I thanked him and again became silent. It would have been absolutely impossible for me to have said what I had come to say. He was too old, too far away. It would have been like stretching out one’s hands to warm them at the ashes in an early morning grate. I knew he wanted to be kind, but I felt, somehow, that if I sat very still he would, in a minute or two, forget I was in the room.

“I think I had better write,” I murmured.

“Write? But why? What is it about?” he spoke almost testily.

There was a tap at the door, and a thin, middle-aged lady, possibly a daughter, came in with a little tray on which were some biscuits and a tumbler of hot milk. She bowed to me and wished me good-evening. I wanted nothing now but to get away as quickly as possible, and I envied her as she went out, closing the door softly behind her. Suppose I had been in the middle of my confession when the hot milk came in, I thought. The whole thing was somehow becoming lugubriously comic.

“Are you in business or at school?” Mr. Applin asked, between two sips of milk. “I hope you’ll excuse me taking this while it is hot, but I had a funeral this afternoon, and I’m afraid I caught a slight chill.”

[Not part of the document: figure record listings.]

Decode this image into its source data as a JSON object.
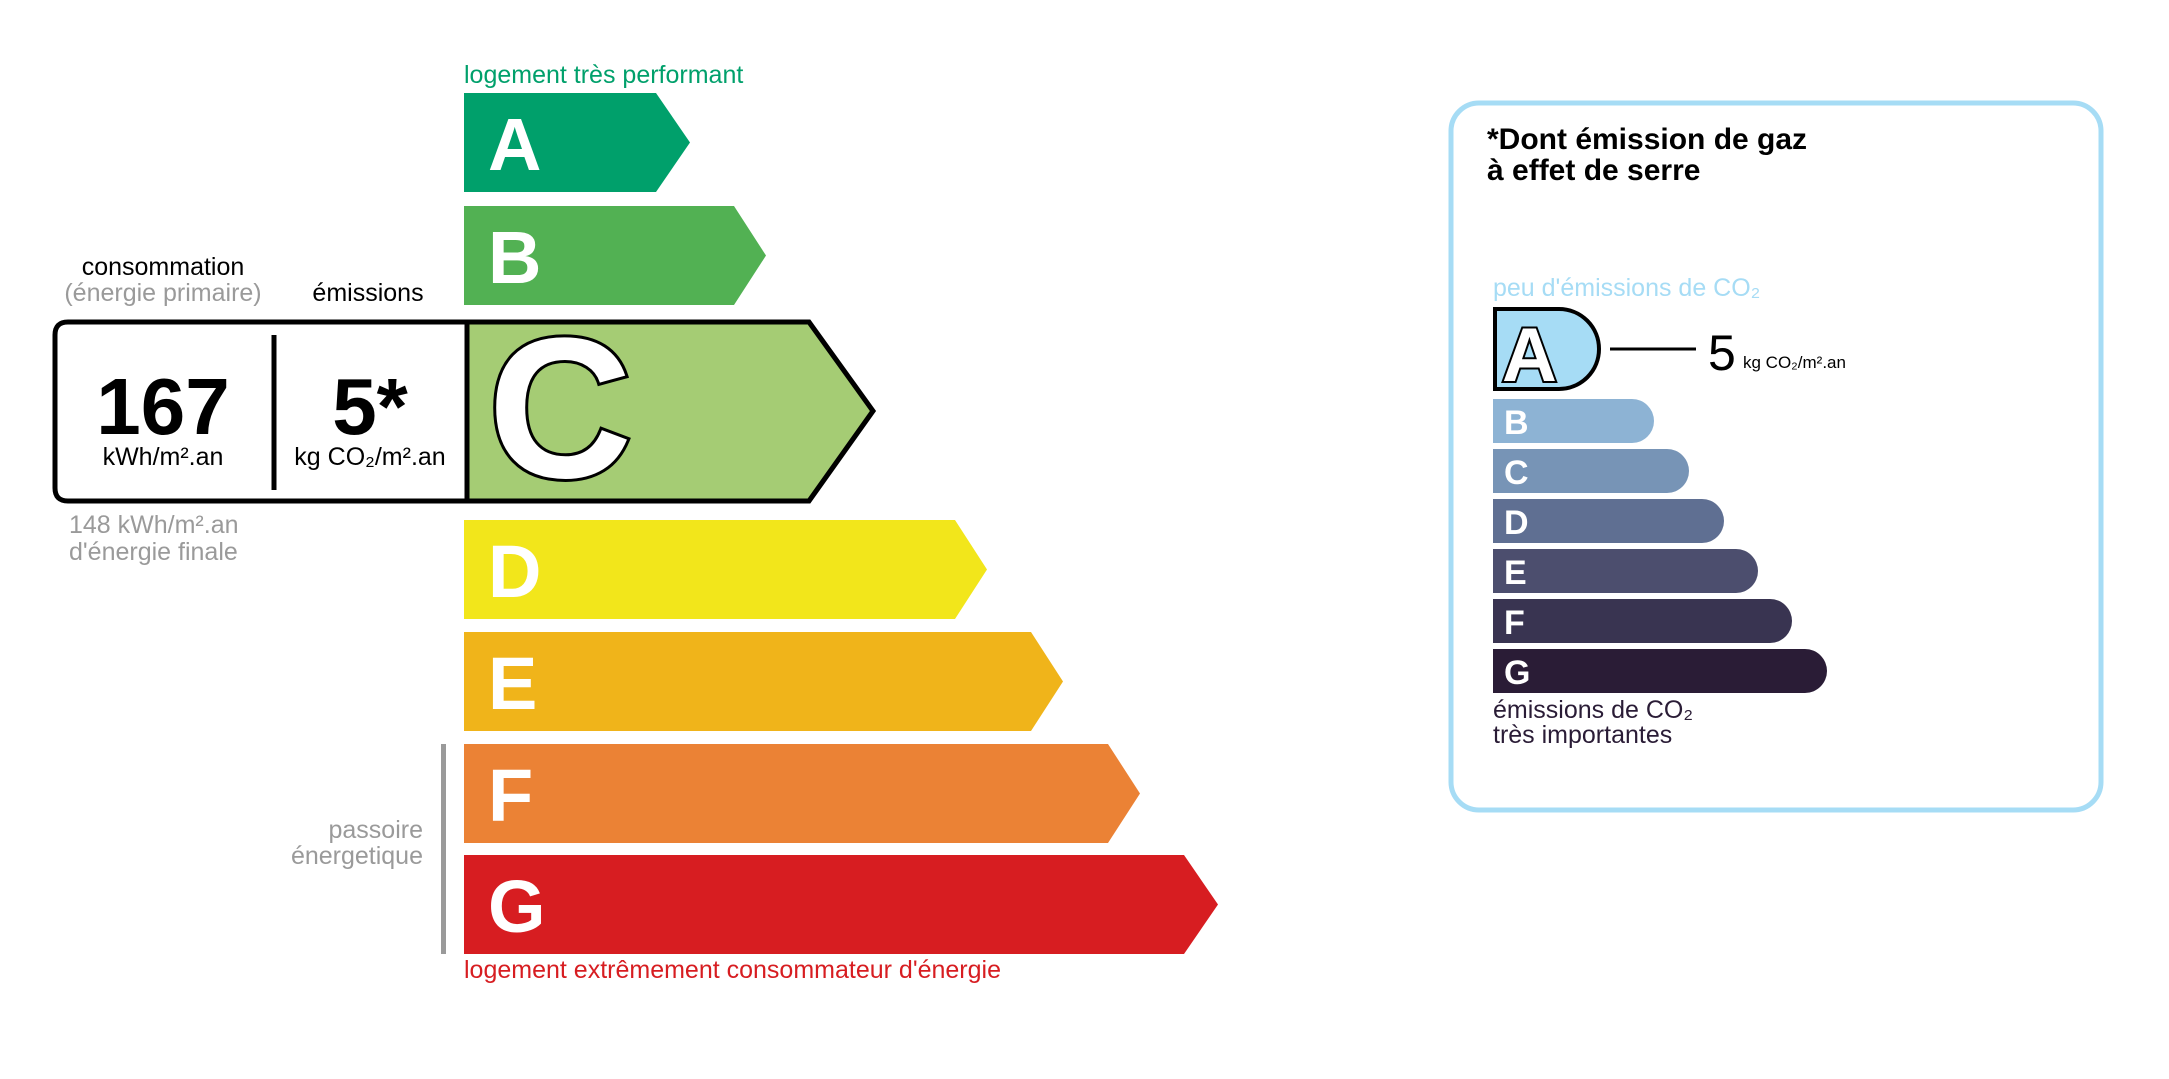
{
  "energy": {
    "top_label": "logement très performant",
    "bottom_label": "logement extrêmement consommateur d'énergie",
    "passoire_line1": "passoire",
    "passoire_line2": "énergetique",
    "current_class": "C",
    "classes": [
      {
        "letter": "A",
        "color": "#00a06b"
      },
      {
        "letter": "B",
        "color": "#52b153"
      },
      {
        "letter": "C",
        "color": "#a5cc74"
      },
      {
        "letter": "D",
        "color": "#f2e61b"
      },
      {
        "letter": "E",
        "color": "#f0b41a"
      },
      {
        "letter": "F",
        "color": "#eb8235"
      },
      {
        "letter": "G",
        "color": "#d71d21"
      }
    ],
    "consumption_title": "consommation",
    "consumption_subtitle": "(énergie primaire)",
    "emissions_title": "émissions",
    "consumption_value": "167",
    "consumption_unit": "kWh/m².an",
    "emissions_value": "5*",
    "emissions_unit": "kg CO₂/m².an",
    "final_energy_line1": "148 kWh/m².an",
    "final_energy_line2": "d'énergie finale"
  },
  "ges": {
    "title_line1": "*Dont émission de gaz",
    "title_line2": "à effet de serre",
    "top_label": "peu d'émissions de CO₂",
    "bottom_line1": "émissions de CO₂",
    "bottom_line2": "très importantes",
    "current_class": "A",
    "value": "5",
    "unit": "kg CO₂/m².an",
    "border_color": "#a6dcf5",
    "classes": [
      {
        "letter": "A",
        "color": "#a6dcf5"
      },
      {
        "letter": "B",
        "color": "#8db3d4"
      },
      {
        "letter": "C",
        "color": "#7794b6"
      },
      {
        "letter": "D",
        "color": "#5f6f92"
      },
      {
        "letter": "E",
        "color": "#4c4e6e"
      },
      {
        "letter": "F",
        "color": "#393451"
      },
      {
        "letter": "G",
        "color": "#2a1c36"
      }
    ]
  }
}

“Certainly,” I answered hastily. “I’m sorry for disturbing you. I have really nothing to say. It is only that I liked your sermons so much, and that I wanted to tell you so. I hope you’ll forgive me.” I got up.

“Sit down――sit down,” he murmured. “It was a very kind and charming impulse, and I’m glad you yielded to it.”

I resumed my seat and he continued to drink his milk. He was quite pleased with me. He asked me to what church I belonged; where I went to school; all kinds of questions. I told him that I thought he must be lonely sitting here by himself, and that he should have a dog, or even a cat. I told him about Tony, and all the wonderful things he could do. Before I came away he made me promise I would come to see him again. Yet just as I was going out a sort of vague suspicion of other things appeared to float into his consciousness. He detained me, with his hand on my shoulder. “When you first came in,” he said, “I thought something perhaps was worrying you, that you had something on your mind.” He paused. For an instant I had seen in him what I had seen when I had listened to him preach; for an instant I was on the point of resuming my seat, and telling him all I had come to tell him, but he himself broke the charm next moment by saying good-night. “And when you come again you won’t be shy?” he added, smiling wanly.

He did not accompany me downstairs, but stood on the landing till I had opened the hall-door. And as I pulled it after me, and ran down the steps, I knew I should never go back.